Here’s some photos of a few trollers lucky enough to have been retired to good homes!

PETREL is one of the most beautiful and best maintained conversions I’ve er seen. She has solid troller roots, and I know two others of her design still fishing. I hope they are lucky enough to retire to an owner like Petrel’s!

Chris, her owner, wrote me saying:” Petrel was designed and built by Mat Tolonen at Columbia Boat Works in Astoria. He built a lot of boats there and is documented with photos at the Astoria museum. His son, in his seventies, lives in Sequim and says he has a half model of Petrel that his father made.”

Tolomen was a member of the large Finnish community that settled around around Astoria, Oregon. Apparently this boat’s distinctive sheer is traditional Finn, because several Finnish builders in Astoria built trollers with this general look. Petrel and her sisters are the biggest, and the prettiest, of the Finn built boats I’ve seen. But the others ain’t bad either, and from what I’ve read, all shared heavy construction and a reputation for being good seaboats.

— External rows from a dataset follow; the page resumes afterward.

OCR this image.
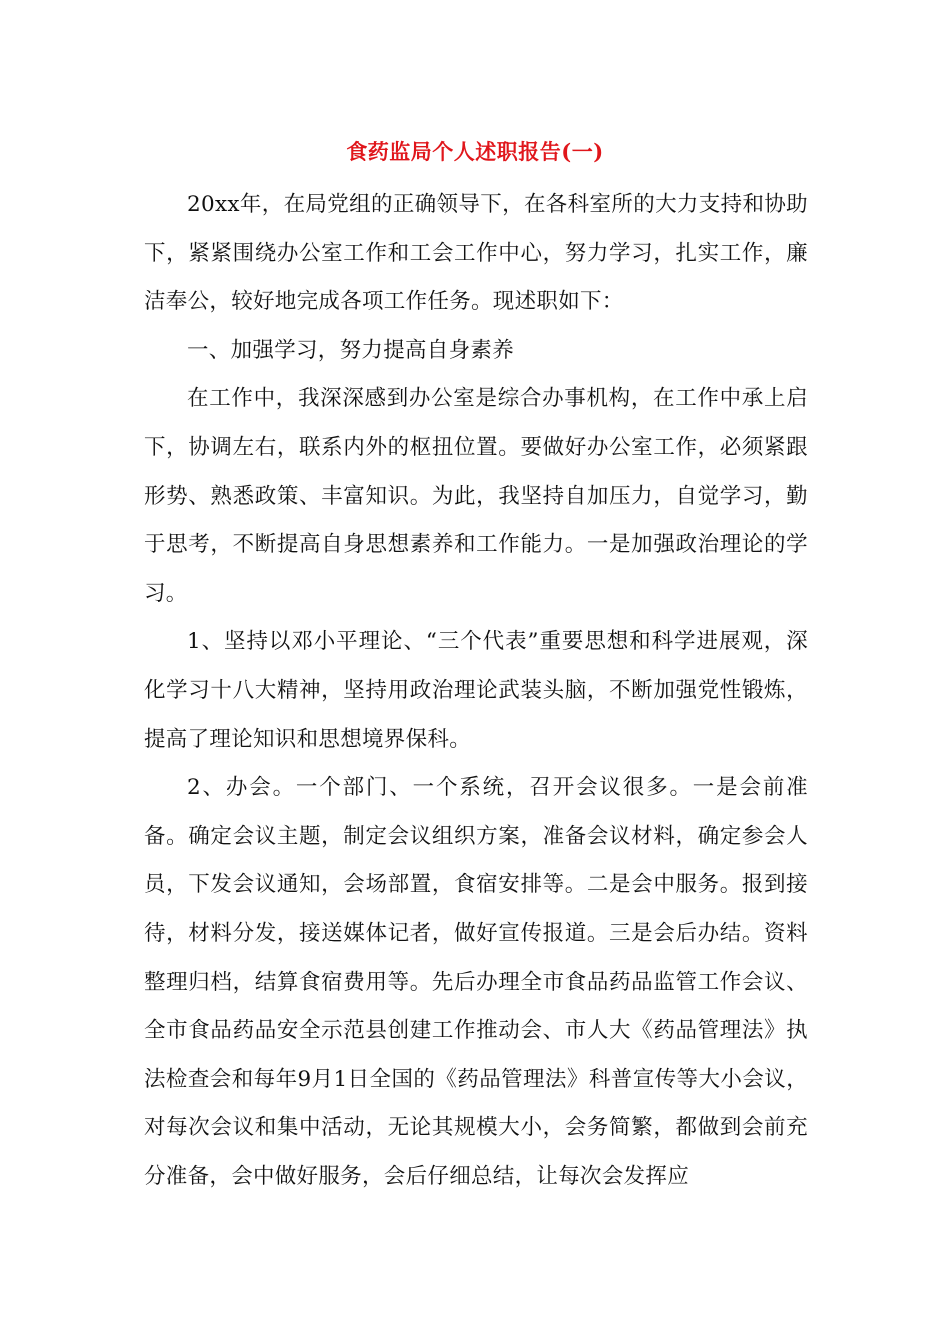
食药监局个人述职报告(一)

20xx年，在局党组的正确领导下，在各科室所的大力支持和协助下，紧紧围绕办公室工作和工会工作中心，努力学习，扎实工作，廉洁奉公，较好地完成各项工作任务。现述职如下：

一、加强学习，努力提高自身素养

在工作中，我深深感到办公室是综合办事机构，在工作中承上启下，协调左右，联系内外的枢扭位置。要做好办公室工作，必须紧跟形势、熟悉政策、丰富知识。为此，我坚持自加压力，自觉学习，勤于思考，不断提高自身思想素养和工作能力。一是加强政治理论的学习。

1、坚持以邓小平理论、“三个代表”重要思想和科学进展观，深化学习十八大精神，坚持用政治理论武装头脑，不断加强党性锻炼，提高了理论知识和思想境界保科。

2、办会。一个部门、一个系统，召开会议很多。一是会前准备。确定会议主题，制定会议组织方案，准备会议材料，确定参会人员，下发会议通知，会场部置，食宿安排等。二是会中服务。报到接待，材料分发，接送媒体记者，做好宣传报道。三是会后办结。资料整理归档，结算食宿费用等。先后办理全市食品药品监管工作会议、全市食品药品安全示范县创建工作推动会、市人大《药品管理法》执法检查会和每年9月1日全国的《药品管理法》科普宣传等大小会议，对每次会议和集中活动，无论其规模大小，会务简繁，都做到会前充分准备，会中做好服务，会后仔细总结，让每次会发挥应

Yacht Designer & Builder Sam Devlin restored this fine old lady. He has cruised her between Seattle and Alaska.
 
 
Les & Libby in Pt. Townsend, WA are doing a wonderful job converting this old troller.
 
 
 
The Cape Disappointment is a fine conversion. She’s owned by the man who owns the halibut schooner GRANT, and both are kept at Seattle’s Fisherman’s Terminal.

 

This boat was for sale in British Columbia in 2010 for $45,000 Canadian. She was supposedly owned by a shipwright, and had been completely gone over. At the time I was still hung up on double enders or I would have made an offer. I’m still kicking myself….

 

 

I saw this boat in Bandon and thought somebody was doing a very good job on this conversion. Several years later (2012) Jim Rogers in Friday Harbor sent me the pics above of the boat. Her owners, Gayle & Jeff Palmer, had finished the conversion, drove her up the coast to Washington, then sold her. I heard she is in Alaska now. At the risk of sounding like a sexist pig, there’s lesson here. If you restore an old troller not only do you get a first class ticket to heaven, but you attract great lookin’ women! Or men of course, depending on your perspective….

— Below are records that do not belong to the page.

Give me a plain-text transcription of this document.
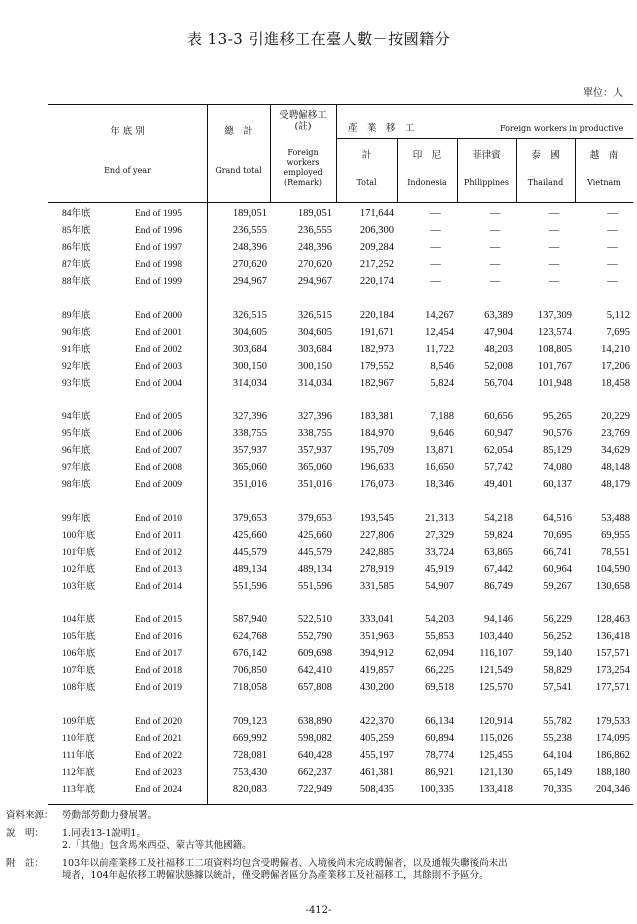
表 13-3 引進移工在臺人數－按國籍分
單位：人
年 底 別
End of year
總　計
Grand total
受聘僱移工(註)
Foreign workers employed (Remark)
產　業　移　工	Foreign workers in productive
計
Total
印　尼
Indonesia
菲律賓
Philippines
泰　國
Thailand
越　南
Vietnam
84年底	End of 1995	189,051	189,051	171,644	—	—	—	—
85年底	End of 1996	236,555	236,555	206,300	—	—	—	—
86年底	End of 1997	248,396	248,396	209,284	—	—	—	—
87年底	End of 1998	270,620	270,620	217,252	—	—	—	—
88年底	End of 1999	294,967	294,967	220,174	—	—	—	—
89年底	End of 2000	326,515	326,515	220,184	14,267	63,389	137,309	5,112
90年底	End of 2001	304,605	304,605	191,671	12,454	47,904	123,574	7,695
91年底	End of 2002	303,684	303,684	182,973	11,722	48,203	108,805	14,210
92年底	End of 2003	300,150	300,150	179,552	8,546	52,008	101,767	17,206
93年底	End of 2004	314,034	314,034	182,967	5,824	56,704	101,948	18,458
94年底	End of 2005	327,396	327,396	183,381	7,188	60,656	95,265	20,229
95年底	End of 2006	338,755	338,755	184,970	9,646	60,947	90,576	23,769
96年底	End of 2007	357,937	357,937	195,709	13,871	62,054	85,129	34,629
97年底	End of 2008	365,060	365,060	196,633	16,650	57,742	74,080	48,148
98年底	End of 2009	351,016	351,016	176,073	18,346	49,401	60,137	48,179
99年底	End of 2010	379,653	379,653	193,545	21,313	54,218	64,516	53,488
100年底	End of 2011	425,660	425,660	227,806	27,329	59,824	70,695	69,955
101年底	End of 2012	445,579	445,579	242,885	33,724	63,865	66,741	78,551
102年底	End of 2013	489,134	489,134	278,919	45,919	67,442	60,964	104,590
103年底	End of 2014	551,596	551,596	331,585	54,907	86,749	59,267	130,658
104年底	End of 2015	587,940	522,510	333,041	54,203	94,146	56,229	128,463
105年底	End of 2016	624,768	552,790	351,963	55,853	103,440	56,252	136,418
106年底	End of 2017	676,142	609,698	394,912	62,094	116,107	59,140	157,571
107年底	End of 2018	706,850	642,410	419,857	66,225	121,549	58,829	173,254
108年底	End of 2019	718,058	657,808	430,200	69,518	125,570	57,541	177,571
109年底	End of 2020	709,123	638,890	422,370	66,134	120,914	55,782	179,533
110年底	End of 2021	669,992	598,082	405,259	60,894	115,026	55,238	174,095
111年底	End of 2022	728,081	640,428	455,197	78,774	125,455	64,104	186,862
112年底	End of 2023	753,430	662,237	461,381	86,921	121,130	65,149	188,180
113年底	End of 2024	820,083	722,949	508,435	100,335	133,418	70,335	204,346
資料來源： 勞動部勞動力發展署。
說　明：	1.同表13-1說明1。
2.「其他」包含馬來西亞、蒙古等其他國籍。
附　註：	103年以前產業移工及社福移工二項資料均包含受聘僱者、入境後尚未完成聘僱者，以及通報失聯後尚未出
境者，104年起依移工聘僱狀態據以統計，僅受聘僱者區分為產業移工及社福移工，其餘則不予區分。
-412-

 Gayle & Jeff are the people who saved her!
 

 

I’m not a big fan of most fiberglass production boats (which has nothing to do with the fact that I’ve never been asked to design one…), but this is an original Ranger, a very cute 18′ production boat built near Seattle , designed by the great Ray Richards. That happy big boy in it is Jim Rogers, who sent me the pics above.

 

My friend Brad found this photo in a book. This is a very practical cruising boat concept, other than perhaps the gaff sail. There’s nothing like being becalmed in a swell and having that gaff swing around. It can be dangerous!

 

Roger & Alie, an Australian couple, bought this old lobster boat and converted her. Half way, that is. Her middle 25% is live well! These guys cruised her from Australia, through the south Pacific, up to Alaska, then back down to the Seattle area where I met them. She’s powered with 6 banger Cummins. Oh, they use the sail both for stabilization and increasing the MPGs

 



Sean Ryan was just finishing this beautiful conversion in 2013. He’s planning on hitting the NW wooden boat shows with her.